Function of the Vocal Folds and Symptoms of Immobility
A more complete description of the vocal folds and the larynx can be found elsewhere. Briefly, the vocal folds are folds of tissue located in the larynx (voicebox) that have three important functions:
- To protect the airway from choking on material in the throat
- To regulate the flow of air into our lungs
- The production of sounds used for speech.
The front two-thirds of the vocal fold is made up of muscle covered by a thin layer called mucosa. The back one-third is made up of cartilage called the vocal process which is also covered by mucosa. When we speak muscles in the larynx bring the vocal cords together. As the air rushes from our lungs out through the larynx, the from portion of the vocal cords vibrate, producing a sound. The upper portion of our throat then modifies this sound to produce speech.
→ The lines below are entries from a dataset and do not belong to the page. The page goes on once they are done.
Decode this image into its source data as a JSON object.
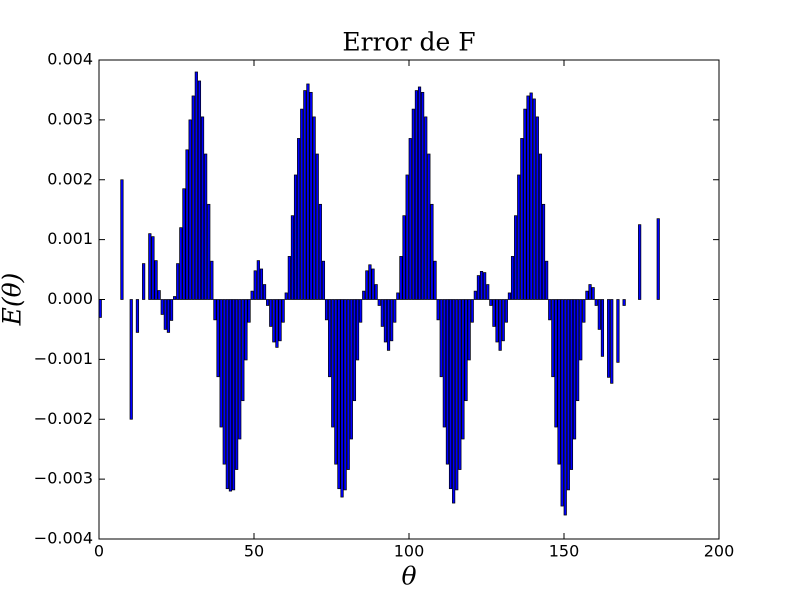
{
  "chart_data": {
    "type": "bar",
    "title": "Error de F",
    "xlabel": "θ",
    "ylabel": "E(θ)",
    "color": "#0000ff",
    "edgecolor": "#000000",
    "x": [
      0,
      7,
      10,
      12,
      14,
      16,
      17,
      18,
      19,
      20,
      21,
      22,
      23,
      24,
      25,
      26,
      27,
      28,
      29,
      30,
      31,
      32,
      33,
      34,
      35,
      36,
      37,
      38,
      39,
      40,
      41,
      42,
      43,
      44,
      45,
      46,
      47,
      48,
      49,
      50,
      51,
      52,
      53,
      54,
      55,
      56,
      57,
      58,
      59,
      60,
      61,
      62,
      63,
      64,
      65,
      66,
      67,
      68,
      69,
      70,
      71,
      72,
      73,
      74,
      75,
      76,
      77,
      78,
      79,
      80,
      81,
      82,
      83,
      84,
      85,
      86,
      87,
      88,
      89,
      90,
      91,
      92,
      93,
      94,
      95,
      96,
      97,
      98,
      99,
      100,
      101,
      102,
      103,
      104,
      105,
      106,
      107,
      108,
      109,
      110,
      111,
      112,
      113,
      114,
      115,
      116,
      117,
      118,
      119,
      120,
      121,
      122,
      123,
      124,
      125,
      126,
      127,
      128,
      129,
      130,
      131,
      132,
      133,
      134,
      135,
      136,
      137,
      138,
      139,
      140,
      141,
      142,
      143,
      144,
      145,
      146,
      147,
      148,
      149,
      150,
      151,
      152,
      153,
      154,
      155,
      156,
      157,
      158,
      159,
      160,
      161,
      162,
      164,
      165,
      167,
      169,
      174,
      180
    ],
    "values": [
      -0.0003,
      0.002,
      -0.002,
      -0.00055,
      0.0006,
      0.0011,
      0.00105,
      0.00065,
      0.00015,
      -0.00025,
      -0.0005,
      -0.00055,
      -0.00035,
      5e-05,
      0.0006,
      0.0012,
      0.00185,
      0.0025,
      0.003,
      0.0034,
      0.0038,
      0.00365,
      0.00305,
      0.00243,
      0.00159,
      0.00064,
      -0.00034,
      -0.00129,
      -0.00213,
      -0.00275,
      -0.00316,
      -0.0032,
      -0.00318,
      -0.00284,
      -0.00233,
      -0.00169,
      -0.00101,
      -0.00038,
      0.00014,
      0.00048,
      0.00065,
      0.00051,
      0.00025,
      -0.0001,
      -0.00045,
      -0.00071,
      -0.0008,
      -0.00069,
      -0.00038,
      0.00011,
      0.00072,
      0.0014,
      0.00208,
      0.00269,
      0.00318,
      0.00349,
      0.0036,
      0.00346,
      0.00305,
      0.00243,
      0.00159,
      0.00064,
      -0.00034,
      -0.00129,
      -0.00213,
      -0.00275,
      -0.00316,
      -0.0033,
      -0.00318,
      -0.00284,
      -0.00233,
      -0.00169,
      -0.00101,
      -0.00038,
      0.00014,
      0.00048,
      0.00058,
      0.00051,
      0.00025,
      -0.0001,
      -0.00045,
      -0.00071,
      -0.00085,
      -0.00069,
      -0.00038,
      0.00011,
      0.00072,
      0.0014,
      0.00208,
      0.00269,
      0.00318,
      0.00349,
      0.00355,
      0.00346,
      0.00305,
      0.00243,
      0.00159,
      0.00064,
      -0.00034,
      -0.00129,
      -0.00213,
      -0.00275,
      -0.00316,
      -0.0034,
      -0.00318,
      -0.00284,
      -0.00233,
      -0.00169,
      -0.00101,
      -0.00038,
      0.00014,
      0.0004,
      0.00047,
      0.00045,
      0.00025,
      -0.0001,
      -0.00045,
      -0.00071,
      -0.00085,
      -0.00069,
      -0.00038,
      0.00011,
      0.00072,
      0.0014,
      0.00208,
      0.00269,
      0.00318,
      0.0034,
      0.00345,
      0.00335,
      0.00305,
      0.00243,
      0.00159,
      0.00064,
      -0.00034,
      -0.00129,
      -0.00213,
      -0.00275,
      -0.00345,
      -0.0036,
      -0.00318,
      -0.00284,
      -0.00233,
      -0.00169,
      -0.00101,
      -0.00038,
      0.00014,
      0.00025,
      0.0002,
      -0.0001,
      -0.0005,
      -0.00095,
      -0.0013,
      -0.0014,
      -0.00105,
      -0.0001,
      0.00125,
      0.00135
    ],
    "bar_width": 0.8,
    "xlim": [
      0,
      200
    ],
    "xticks": [
      0,
      50,
      100,
      150,
      200
    ],
    "ylim": [
      -0.004,
      0.004
    ],
    "yticks": [
      {
        "value": -0.004,
        "label": "−0.004"
      },
      {
        "value": -0.003,
        "label": "−0.003"
      },
      {
        "value": -0.002,
        "label": "−0.002"
      },
      {
        "value": -0.001,
        "label": "−0.001"
      },
      {
        "value": 0,
        "label": "0.000"
      },
      {
        "value": 0.001,
        "label": "0.001"
      },
      {
        "value": 0.002,
        "label": "0.002"
      },
      {
        "value": 0.003,
        "label": "0.003"
      },
      {
        "value": 0.004,
        "label": "0.004"
      }
    ],
    "grid": false
  }
}
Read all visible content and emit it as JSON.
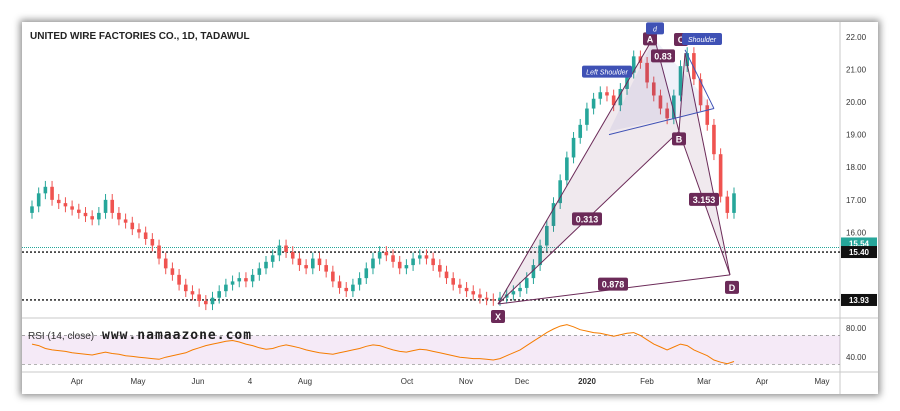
{
  "chart_data": {
    "type": "candlestick",
    "title": "UNITED WIRE FACTORIES CO., 1D, TADAWUL",
    "ylim": [
      13.5,
      22.3
    ],
    "y_ticks": [
      "22.00",
      "21.00",
      "20.00",
      "19.00",
      "18.00",
      "17.00",
      "16.00"
    ],
    "x_ticks": [
      "Apr",
      "May",
      "Jun",
      "4",
      "Aug",
      "Oct",
      "Nov",
      "Dec",
      "2020",
      "Feb",
      "Mar",
      "Apr",
      "May"
    ],
    "price_levels": [
      {
        "label": "15.54",
        "value": 15.54,
        "color": "#26a69a"
      },
      {
        "label": "15.40",
        "value": 15.4,
        "color": "#111111"
      },
      {
        "label": "13.93",
        "value": 13.93,
        "color": "#111111"
      }
    ],
    "closes": [
      16.8,
      17.2,
      17.4,
      17.0,
      16.9,
      16.8,
      16.7,
      16.6,
      16.5,
      16.4,
      16.6,
      17.0,
      16.6,
      16.4,
      16.3,
      16.1,
      16.0,
      15.8,
      15.6,
      15.2,
      14.9,
      14.7,
      14.4,
      14.2,
      14.1,
      13.9,
      13.8,
      14.0,
      14.2,
      14.4,
      14.5,
      14.6,
      14.5,
      14.7,
      14.9,
      15.1,
      15.3,
      15.6,
      15.4,
      15.2,
      15.0,
      14.9,
      15.2,
      15.0,
      14.8,
      14.5,
      14.3,
      14.2,
      14.4,
      14.6,
      14.9,
      15.2,
      15.4,
      15.3,
      15.1,
      14.9,
      15.0,
      15.2,
      15.3,
      15.2,
      15.0,
      14.8,
      14.6,
      14.4,
      14.3,
      14.2,
      14.1,
      14.0,
      13.95,
      13.93,
      14.0,
      14.1,
      14.2,
      14.3,
      14.6,
      15.0,
      15.6,
      16.2,
      16.9,
      17.6,
      18.3,
      18.9,
      19.3,
      19.8,
      20.1,
      20.3,
      20.2,
      19.9,
      20.4,
      20.9,
      21.4,
      21.2,
      20.6,
      20.2,
      19.8,
      19.5,
      20.2,
      21.1,
      21.5,
      20.7,
      19.9,
      19.3,
      18.4,
      17.1,
      16.6,
      17.2
    ],
    "patterns": {
      "labels": [
        "X",
        "A",
        "B",
        "C",
        "D",
        "Left Shoulder",
        "Shoulder",
        "d"
      ],
      "ratios": [
        "0.313",
        "0.878",
        "0.83",
        "3.153"
      ],
      "points": {
        "X": 13.93,
        "A": 21.95,
        "B": 19.1,
        "C": 21.5,
        "D": 14.7
      }
    },
    "rsi": {
      "label": "RSI (14, close)",
      "ylim": [
        25,
        90
      ],
      "y_ticks": [
        "80.00",
        "40.00"
      ],
      "band": [
        30,
        70
      ],
      "values": [
        58,
        56,
        52,
        50,
        49,
        48,
        46,
        45,
        44,
        43,
        45,
        47,
        45,
        44,
        42,
        41,
        40,
        39,
        38,
        37,
        40,
        42,
        44,
        46,
        50,
        53,
        56,
        58,
        60,
        62,
        63,
        61,
        58,
        56,
        53,
        51,
        52,
        55,
        57,
        55,
        53,
        50,
        48,
        46,
        45,
        44,
        46,
        48,
        50,
        52,
        55,
        57,
        56,
        53,
        50,
        48,
        47,
        49,
        51,
        50,
        48,
        46,
        44,
        42,
        40,
        39,
        38,
        38,
        37,
        36,
        38,
        42,
        46,
        50,
        56,
        62,
        68,
        74,
        79,
        83,
        85,
        82,
        78,
        76,
        74,
        73,
        71,
        69,
        71,
        73,
        74,
        70,
        64,
        58,
        54,
        50,
        54,
        58,
        56,
        50,
        46,
        42,
        36,
        33,
        31,
        34
      ]
    },
    "watermark": "www.namaazone.com"
  }
}
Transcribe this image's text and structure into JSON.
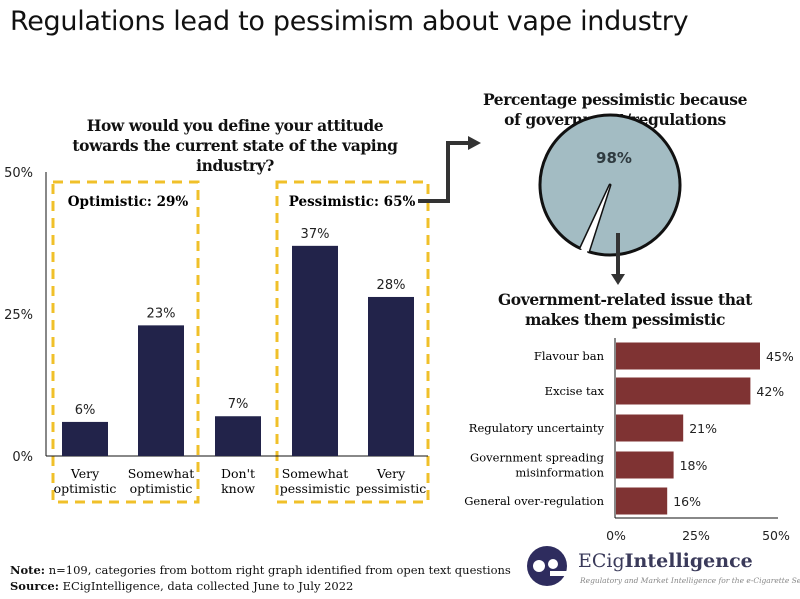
{
  "title": "Regulations lead to pessimism about vape industry",
  "colors": {
    "navy_bar": "#22234a",
    "maroon_bar": "#7f3333",
    "pie_fill": "#a3bcc3",
    "dash_box": "#f0c02a",
    "arrow": "#333333"
  },
  "chart_data": [
    {
      "type": "bar",
      "title": "How would you define your attitude towards the current state of the vaping industry?",
      "categories": [
        "Very optimistic",
        "Somewhat optimistic",
        "Don't know",
        "Somewhat pessimistic",
        "Very pessimistic"
      ],
      "category_lines": [
        [
          "Very",
          "optimistic"
        ],
        [
          "Somewhat",
          "optimistic"
        ],
        [
          "Don't",
          "know"
        ],
        [
          "Somewhat",
          "pessimistic"
        ],
        [
          "Very",
          "pessimistic"
        ]
      ],
      "values": [
        6,
        23,
        7,
        37,
        28
      ],
      "data_labels": [
        "6%",
        "23%",
        "7%",
        "37%",
        "28%"
      ],
      "ylim": [
        0,
        50
      ],
      "yticks": [
        "0%",
        "25%",
        "50%"
      ],
      "grid": false,
      "groups": [
        {
          "label": "Optimistic: 29%",
          "categories": [
            "Very optimistic",
            "Somewhat optimistic"
          ]
        },
        {
          "label": "Pessimistic: 65%",
          "categories": [
            "Somewhat pessimistic",
            "Very pessimistic"
          ]
        }
      ]
    },
    {
      "type": "pie",
      "title": "Percentage pessimistic because of government/regulations",
      "values": [
        98,
        2
      ],
      "data_labels": [
        "98%"
      ]
    },
    {
      "type": "bar",
      "orientation": "horizontal",
      "title": "Government-related issue that makes them pessimistic",
      "categories": [
        "Flavour ban",
        "Excise tax",
        "Regulatory uncertainty",
        "Government spreading misinformation",
        "General over-regulation"
      ],
      "category_lines": [
        [
          "Flavour ban"
        ],
        [
          "Excise tax"
        ],
        [
          "Regulatory uncertainty"
        ],
        [
          "Government spreading",
          "misinformation"
        ],
        [
          "General over-regulation"
        ]
      ],
      "values": [
        45,
        42,
        21,
        18,
        16
      ],
      "data_labels": [
        "45%",
        "42%",
        "21%",
        "18%",
        "16%"
      ],
      "xlim": [
        0,
        50
      ],
      "xticks": [
        "0%",
        "25%",
        "50%"
      ],
      "grid": false
    }
  ],
  "footer": {
    "note_label": "Note:",
    "note_text": "n=109, categories from bottom right graph identified from open text questions",
    "source_label": "Source:",
    "source_text": "ECigIntelligence, data collected June to July 2022"
  },
  "logo": {
    "name_light": "ECig",
    "name_bold": "Intelligence",
    "tagline": "Regulatory and Market Intelligence for the e-Cigarette Sector"
  }
}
When we breathe, one pair of muscles spreads the vocal folds apart so that air can easily enter into the lungs.
If one or both of the vocal folds does not move properly, these functions (speech or breathing) may not be normal. The general term of this disorder is vocal fold immobility.
THE SYMPTOMS OF VOCAL FOLD IMMOBILITY
The symptoms of vocal fold immobility depend on whether one or both vocal folds are affected:
UNILATERAL (SINGLE) VOCAL CORD IMMOBILITY
If only one vocal fold is not moving well, the most common symptom is a breathy voice. The weakened vocal fold often cannot move well enough to meet the other fold in the midline during speech and as a result air leaks out too quickly. This causes the voice to sound breathy and weak, and also makes it necessary for the speaker to take breaths more often during speech. After a full day of talking, someone with a weak vocal fold can feel exhausted due to the frequent breathing.
Unilateral vocal folds paralysis can also lead to choking and coughing, especially after eating or drinking liquids. The weakened fold cannot fully close the larynx during swallowing and food or water may leak into the lungs.
Some people with unilateral vocal fold paralysis find it harder to cough and to "bear down" during lifting or straining. All of these actions require that the vocal folds be brought together for a tight seal, and this may not occur if one fold is not moving well.
BILATERAL VOCAL FOLD IMMOBILITY
If both vocal folds have movement problems, the situation may be much more serious. With bilateral vocal fold paralysis, both folds may be in the midline position. This makes it very difficult to breathe and can lead to serious problems. In some cases a tracheotomy is necessary to establish an airway for people with bilateral vocal fold paralysis. However, if both folds are near the center, the voice may be quite good.